John McDonnell, Corbyn’s main ally and Labour’s Shadow Chancellor, called for the abolition of the Compliance Unit as recently as February. His proposal was opposed by John Woodcock, a Blairite warmonger, who said its abolition would “give paedophiles, terrorists anti-Semites and anyone else a free run to join up and tarnish our party.”
As on every other issue of principle, Corbyn, McDonnell, et al. surrendered as soon as they were challenged by the right in the face of this slanderous attack on ordinary Labour party members led by Labour backers of austerity, militarism and war, such as John Mann, (Lord) David Blunkett and Woodcock.
Yesterday, after at first denying that the party was in crisis, and faced with talk of a leadership challenge as soon as this month, or possibly after the June 23 referendum on UK membership of the EU, Corbyn finally spoke out.
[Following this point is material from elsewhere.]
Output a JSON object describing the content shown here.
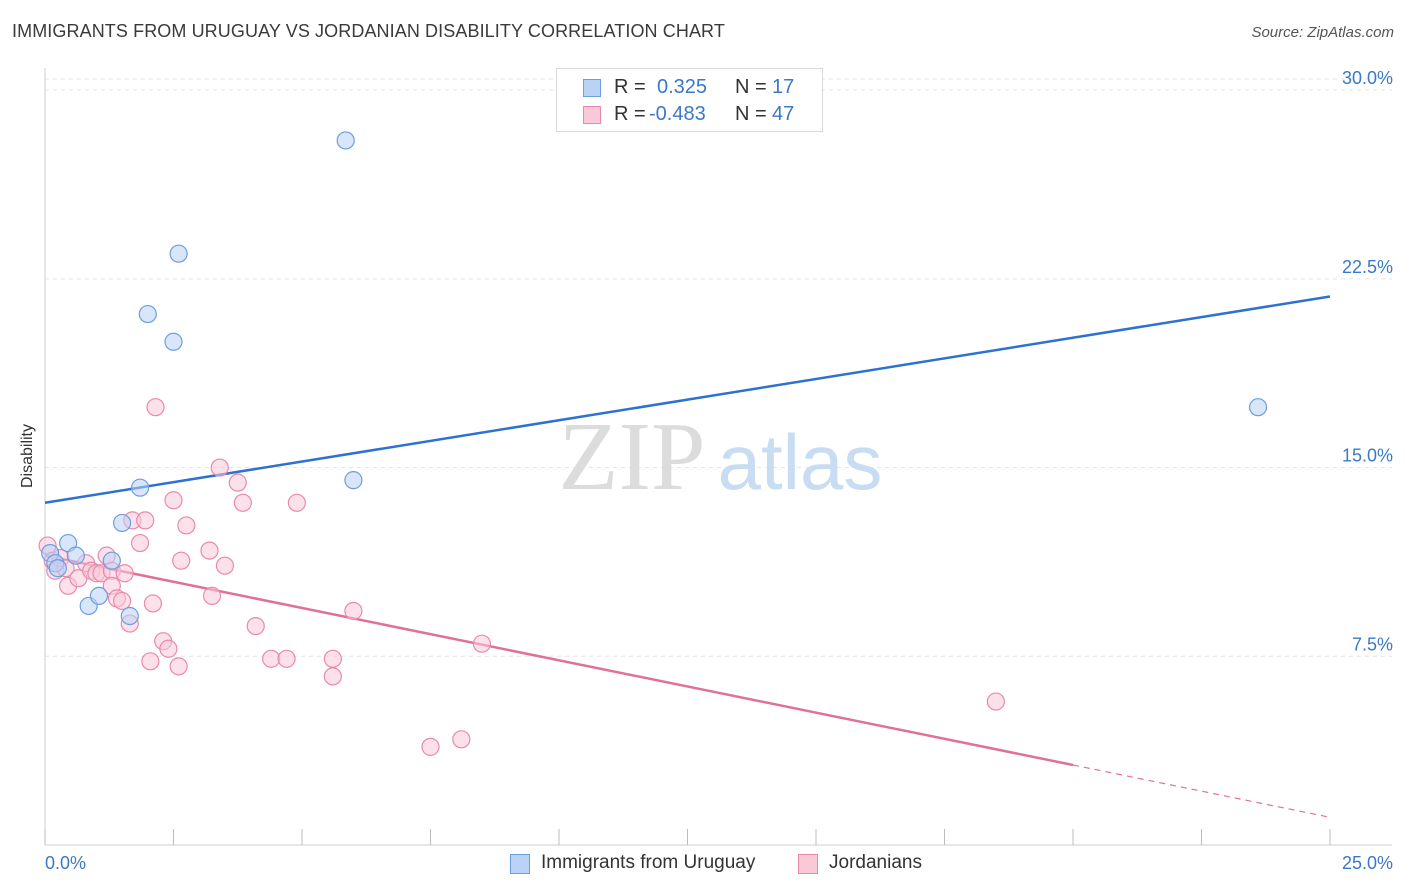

“We have a party under attack from much of the media in this country like it has never been under attack before,” he said, urging his supporters to “reach out through social media in a massive way” to “begin to reframe political debate.”
His reframing was cast as simply emphasising housing, poverty, National Health Service cuts, low wages, etc.
This is a shameless political evasion. Labour is not merely under attack from the media, but a rabid Blairite clique intent on purging all those who looked to Corbyn to change its right-wing pro-business and warmongering policies.
If Corbyn was truly intent on tackling what he referred to as “the devastating crisis of inequality in our society,” then he would be urging a political struggle to purge these forces from the Labour Party rather than cooperating with them in their shameless provocation. Without such a struggle, all talk of opposing austerity is so much hot air.